Monday, Aug. 08, 1983
High Noon
Tensions spawn new violence
It was almost midday, and a score of Arab students had gathered for lunch in a rocky field behind the Islamic College at Hebron, a city of 70,000 in the Israeli-occupied West Bank. Suddenly two gunmen, their faces masked by checked red-and-white Arab kaffiyehs, darted through an opening in a stone wall and opened fire on the group. As horrified students and teachers rushed for shelter, the attackers sprayed the four-story college building with bullets. Before retreating to a waiting car, they lobbed a grenade through the front door and fired indiscriminately into another group of students in a nearby parking lot. The terror lasted no more than seven minutes, but it left three dead and 33 injured.
Though the attackers made every effort to conceal their identities, suspicion immediately centered on fanatic Jewish settlers. The apparent motive: to obtain revenge for the murder of Aharon Gross, 18, an American emigrant who was stabbed three weeks earlier as he was waiting for a bus near the market in Hebron's old Jewish quarter. So far, no one has been arrested for Gross's murder, but witnesses said his assailants were Arabs.

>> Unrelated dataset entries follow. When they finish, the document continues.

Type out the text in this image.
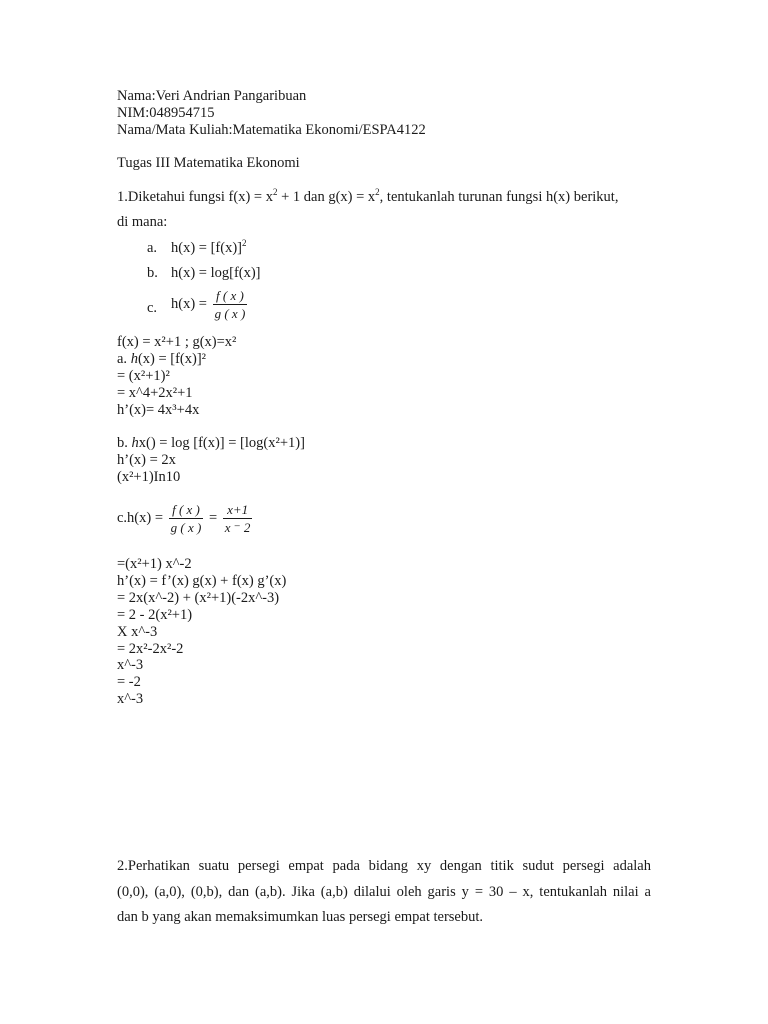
Nama:Veri Andrian Pangaribuan
NIM:048954715
Nama/Mata Kuliah:Matematika Ekonomi/ESPA4122
Tugas III Matematika Ekonomi
1.Diketahui fungsi $f(x) = x^2 + 1$ dan $g(x) = x^2$, tentukanlah turunan fungsi h(x) berikut,
di mana:
a. $h(x) = [f(x)]^2$
b. h(x) = log[f(x)]
c. $h(x) = \frac{f ( x )}{g ( x )}$
f(x) = x²+1 ; g(x)=x²
a. h(x) = [f(x)]²
= (x²+1)²
= x^4+2x²+1
h’(x)= 4x³+4x
b. hx() = log [f(x)] = [log(x²+1)]
h’(x) = 2x
(x²+1)In10
$c.h(x) = \frac{f ( x )}{g ( x )} = \frac{x+1}{x ^- 2}$
=(x²+1) x^-2
h’(x) = f’(x) g(x) + f(x) g’(x)
= 2x(x^-2) + (x²+1)(-2x^-3)
= 2 - 2(x²+1)
X x^-3
= 2x²-2x²-2
x^-3
= -2
x^-3
2.Perhatikan suatu persegi empat pada bidang xy dengan titik sudut persegi adalah
(0,0), (a,0), (0,b), dan (a,b). Jika (a,b) dilalui oleh garis y = 30 – x, tentukanlah nilai a
dan b yang akan memaksimumkan luas persegi empat tersebut.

Faced with contradictory eyewitness reports about the attack at the Islamic College, the Israeli authorities could not be sure the attackers were Jewish. They said that they would also investigate other possibilities--equally without proof: the masked gunmen were Muslim fundamentalists or members of the Palestine Liberation Organization, who might have attacked the college to embarrass Israel and exacerbate Arab-Jewish tensions. Prime Minister Menachem Begin termed the attack a "loathsome crime." Brigadier General Benyamin Ben-Eliezer, coordinator of Israeli operations in the occupied territories, declared, "We will spare no effort and do whatever has to be done in order to find the murderers."
In an effort to prevent further violence, the Israeli government dispatched reinforcements of border police and paratroopers to Hebron. A 24-hr, curfew was imposed. Within minutes of the announcement, Hebron's merchants rolled down the iron shutters in front of their shops, and the streets were soon deserted. But violent demonstrations broke out elsewhere in the West Bank. In Nablus, a young Arab woman was killed when protesters clashed with Israeli soldiers. At Bir Zeit University, Israeli troops fired tear gas canisters, plastic bullets and finally real ammunition at 300 rock-throwing Arab students, wounding four. As Palestinian leaders in the West Bank called for a three-day general strike, Jews and Arabs alike feared that the Hebron killings would set off a new cycle of violence in the tense territory.